When Felix Auger-Aliassime stepped onto a small practice court to hit a few balls on Friday night ahead of the Rogers Cup, he wasn’t expecting anyone to be there. To his surprise, the stands were filled with fans.
That made things clear for the Montreal native — the spotlight is squarely on him this week as he prepares to play his hometown event for the first time in his young career.
Auger-Aliassime, ranked 22nd in the world, goes up against Vancouver’s Vasek Pospisil (ranked 207th) in the first round Monday night.
“People were happy to come watch me practice,” Auger-Aliassime said on Saturday afternoon at IGA Stadium. “For sure that’s a different feeling.
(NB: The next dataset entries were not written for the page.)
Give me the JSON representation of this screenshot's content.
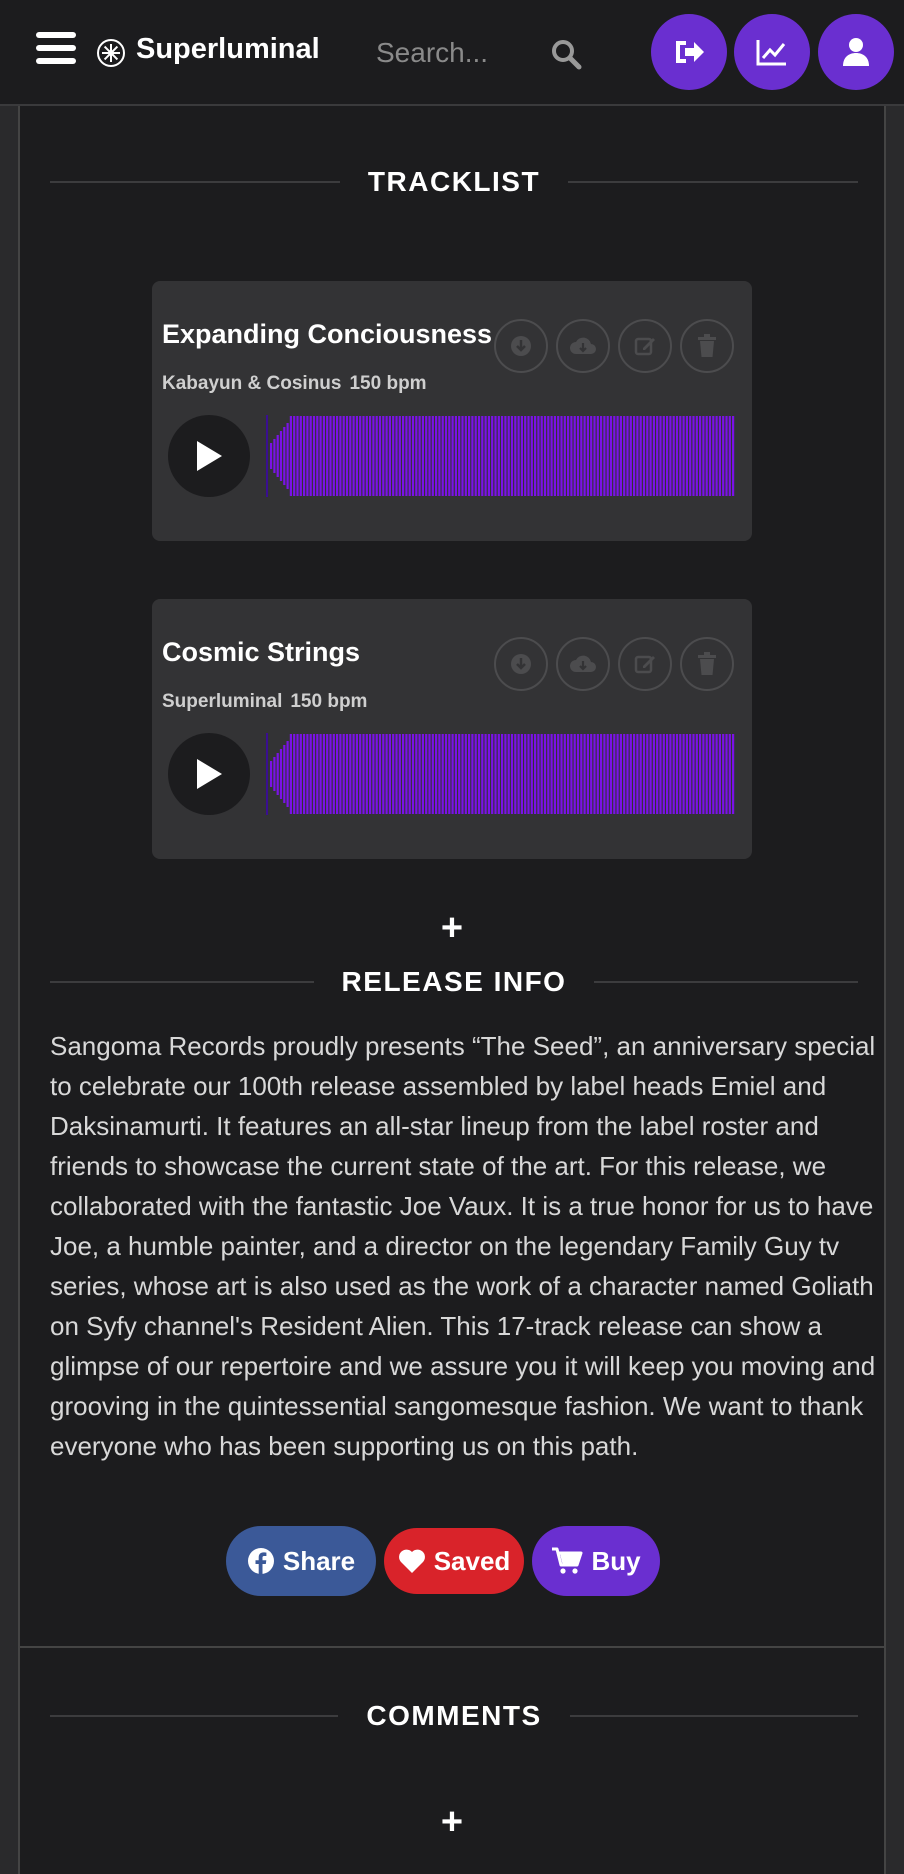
{
  "header": {
    "brand": "Superluminal",
    "search_placeholder": "Search..."
  },
  "tracklist": {
    "title": "TRACKLIST",
    "tracks": [
      {
        "title": "Expanding Conciousness",
        "artist": "Kabayun & Cosinus",
        "bpm": "150 bpm"
      },
      {
        "title": "Cosmic Strings",
        "artist": "Superluminal",
        "bpm": "150 bpm"
      }
    ]
  },
  "release_info": {
    "title": "RELEASE INFO",
    "text": "Sangoma Records proudly presents “The Seed”, an anniversary special to celebrate our 100th release assembled by label heads Emiel and Daksinamurti. It features an all-star lineup from the label roster and friends to showcase the current state of the art. For this release, we collaborated with the fantastic Joe Vaux. It is a true honor for us to have Joe, a humble painter, and a director on the legendary Family Guy tv series, whose art is also used as the work of a character named Goliath on Syfy channel's Resident Alien. This 17-track release can show a glimpse of our repertoire and we assure you it will keep you moving and grooving in the quintessential sangomesque fashion. We want to thank everyone who has been supporting us on this path.",
    "share_label": "Share",
    "saved_label": "Saved",
    "buy_label": "Buy"
  },
  "comments": {
    "title": "COMMENTS"
  },
  "colors": {
    "accent": "#6a2fd0",
    "waveform": "#7a12e6",
    "share": "#3b5998",
    "saved": "#d9232a",
    "buy": "#6a2fd0"
  }
}
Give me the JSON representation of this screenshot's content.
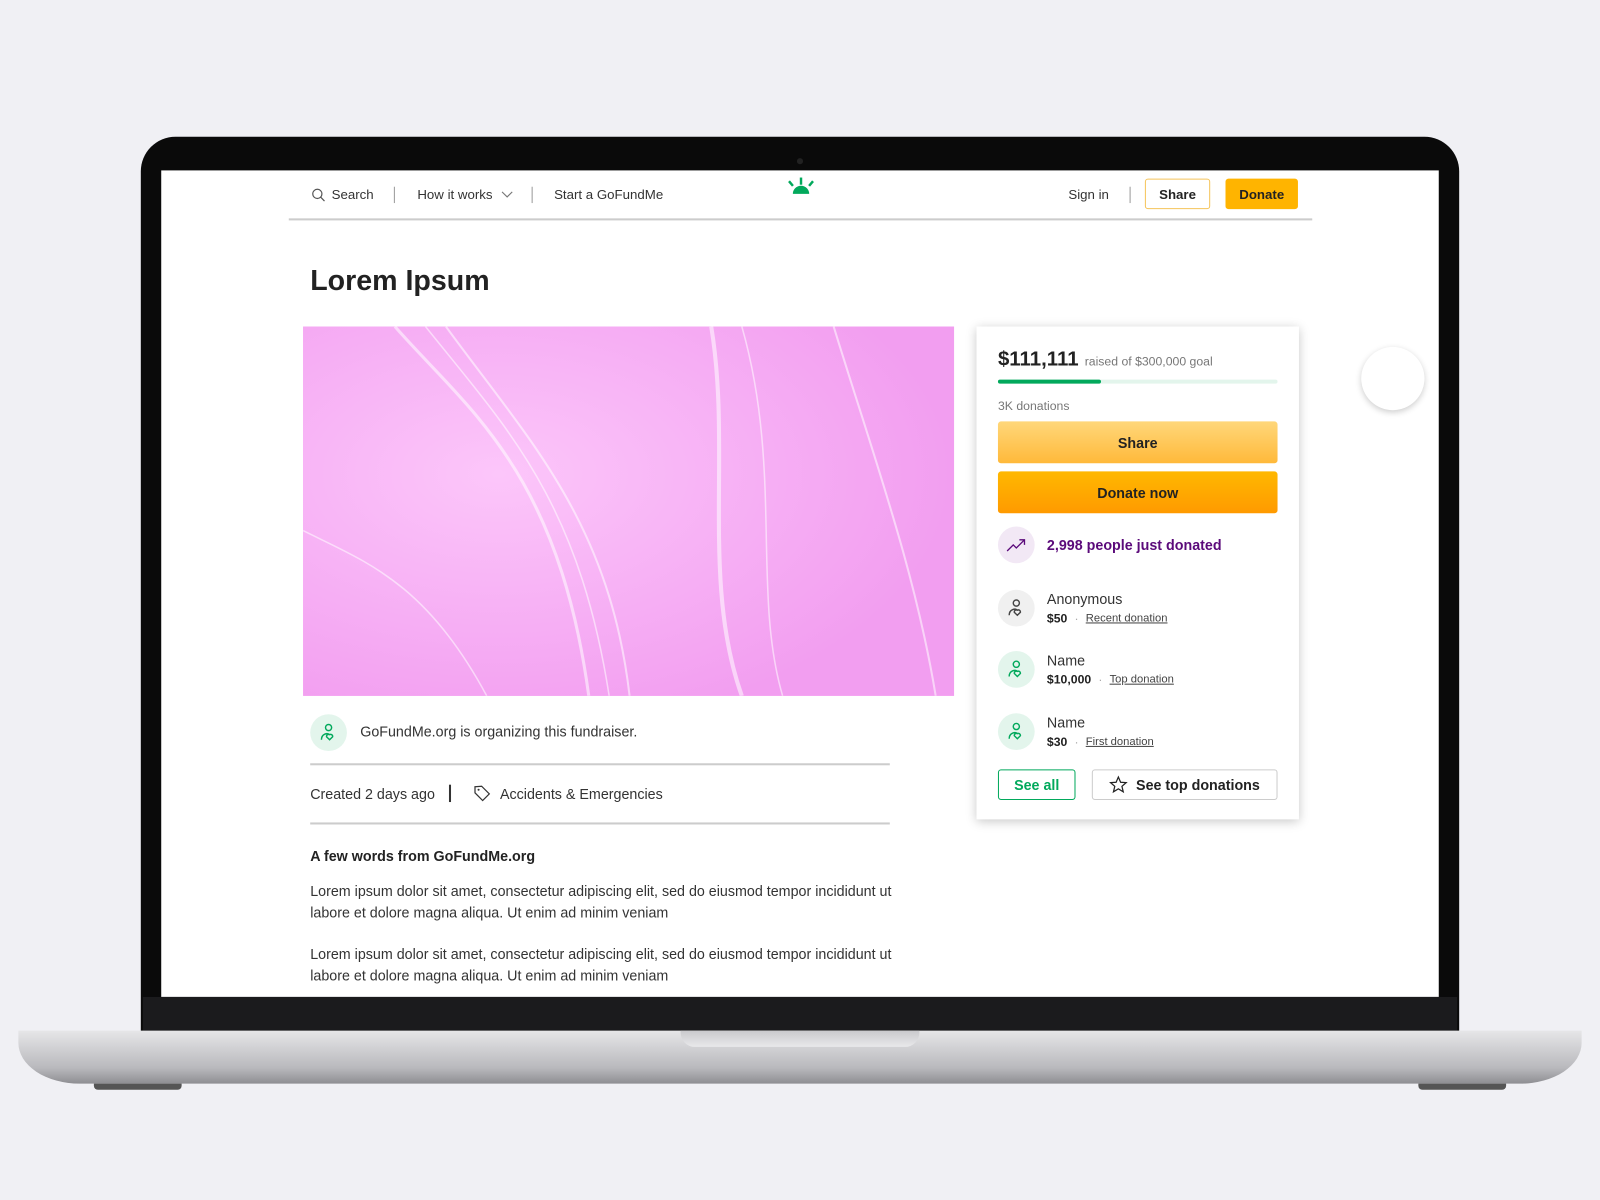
{
  "nav": {
    "search": "Search",
    "how_it_works": "How it works",
    "start": "Start a GoFundMe",
    "sign_in": "Sign in",
    "share": "Share",
    "donate": "Donate"
  },
  "campaign": {
    "title": "Lorem Ipsum",
    "organizer": "GoFundMe.org is organizing this fundraiser.",
    "created": "Created 2 days ago",
    "category": "Accidents & Emergencies",
    "story_heading": "A few words from GoFundMe.org",
    "paragraphs": [
      "Lorem ipsum dolor sit amet, consectetur adipiscing elit, sed do eiusmod tempor incididunt ut labore et dolore magna aliqua. Ut enim ad minim veniam",
      "Lorem ipsum dolor sit amet, consectetur adipiscing elit, sed do eiusmod tempor incididunt ut labore et dolore magna aliqua. Ut enim ad minim veniam"
    ]
  },
  "donation_card": {
    "raised": "$111,111",
    "goal_text": "raised of $300,000 goal",
    "progress_fraction": 0.37,
    "count": "3K donations",
    "share": "Share",
    "donate_now": "Donate now",
    "trend": "2,998 people just donated",
    "donations": [
      {
        "name": "Anonymous",
        "amount": "$50",
        "label": "Recent donation"
      },
      {
        "name": "Name",
        "amount": "$10,000",
        "label": "Top donation"
      },
      {
        "name": "Name",
        "amount": "$30",
        "label": "First donation"
      }
    ],
    "see_all": "See all",
    "see_top": "See top donations"
  },
  "colors": {
    "brand_green": "#02a95c",
    "donate_yellow": "#ffb400",
    "trend_purple": "#5b0a7a"
  }
}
I would be lying if I said I’m going on the court and it feels like any other tournament. It’s special. Hopefully I can use that energy and support in a good way.”
“The trap is that there’s a lot of attention. I’m going to put more pressure on myself. I have to put that aside and really focus on what I have to do prior to my first round and for the rest of the week.”
Auger-Aliassime is having a big year. The 18-year-old has won 28 matches already this season and holds a 12-4 record in his past four tournaments. The teen had only won six matches in his entire career prior to 2019.
Auger-Aliassime, who will turn 19 on Thursday, reached three ATP finals in the past six months as he continues to seek his elusive first title. He lost to Serbia’s Laslo Djere in the final in Rio de Janeiro, France’s Benoit Paire in Lyon and Italy’s Matteo Berrettini in Stuttgart.
At the Miami Open in March, the Canadian defeated Hubert Hurkacz, Nikoloz Basilashvili and Borna Coric without dropping a single set before losing to American John Isner in the semifinal.
Auger-Aliassime started the year ranked 106th in the world. He cracked the top-100 in February and reached a career-high No. 21 earlier this summer.
“I’m feeling really good,” he said. “I’m playing well. I’m having a really nice season. I really trust my abilities right now. I’m doing good things.”
“My service game has improved this year. It’s allowed me to perform better on all surfaces. I’ve become more consistent _ fewer highs and lows.”
Auger-Aliassime wants to ride that momentum into his hometown tournament, where he faces Pospisil for the third time in his career. Auger-Aliassime is 2-0 against the Vancouver native, who got a wild card into the Rogers Cup.
He beat Pospisil in straight sets 6-2, 7-6(4) at Indian Wells last year and again in the first round at Wimbledon last month, winning 5-7, 6-2, 6-4, 6-3 in a nearly three-hour match.
The pair is also playing doubles together in Montreal this year.
“I just laughed. I saw it coming,” said Auger-Aliassime of the first-round match against Pospisil. “We’re good friends, but once we step on the court, we’re going to compete at our best, like we did at Wimbledon. We’re able to put our friendship aside for the time of the match.
“The two times I’ve played him, I was able to dictate the points well. I was able to take control of the rallies. Both times, I served pretty well and secured my service games.”
The winner of that first-round match could face top-ranked Canadian Milos Raonic in the second round.
The Thornhill, Ont., product, ranked 20th in the world, was initially to play American Taylor Fritz in the opening round. But Raonic jumped up in seeding when Kevin Anderson withdrew, and will face France’s Lucas Pouille (No. 29).
“While I was waiting for my bags at the airport, I got a message from the tour manager saying the draw had changed, that Anderson had pulled out,” said Raonic. “I wasn’t aware that I was next in line.”
Raonic has a 3-1 record against Pouille. They last met at the Australian Open this year with Pouille winning 7-6(4), 6-3, 6-7(2), 6-4.
“It’s going to be tough,” Raonic said. “He bested me quite handily this year in Australia. I have to hopefully find a good level of tennis and keep a good physical condition.”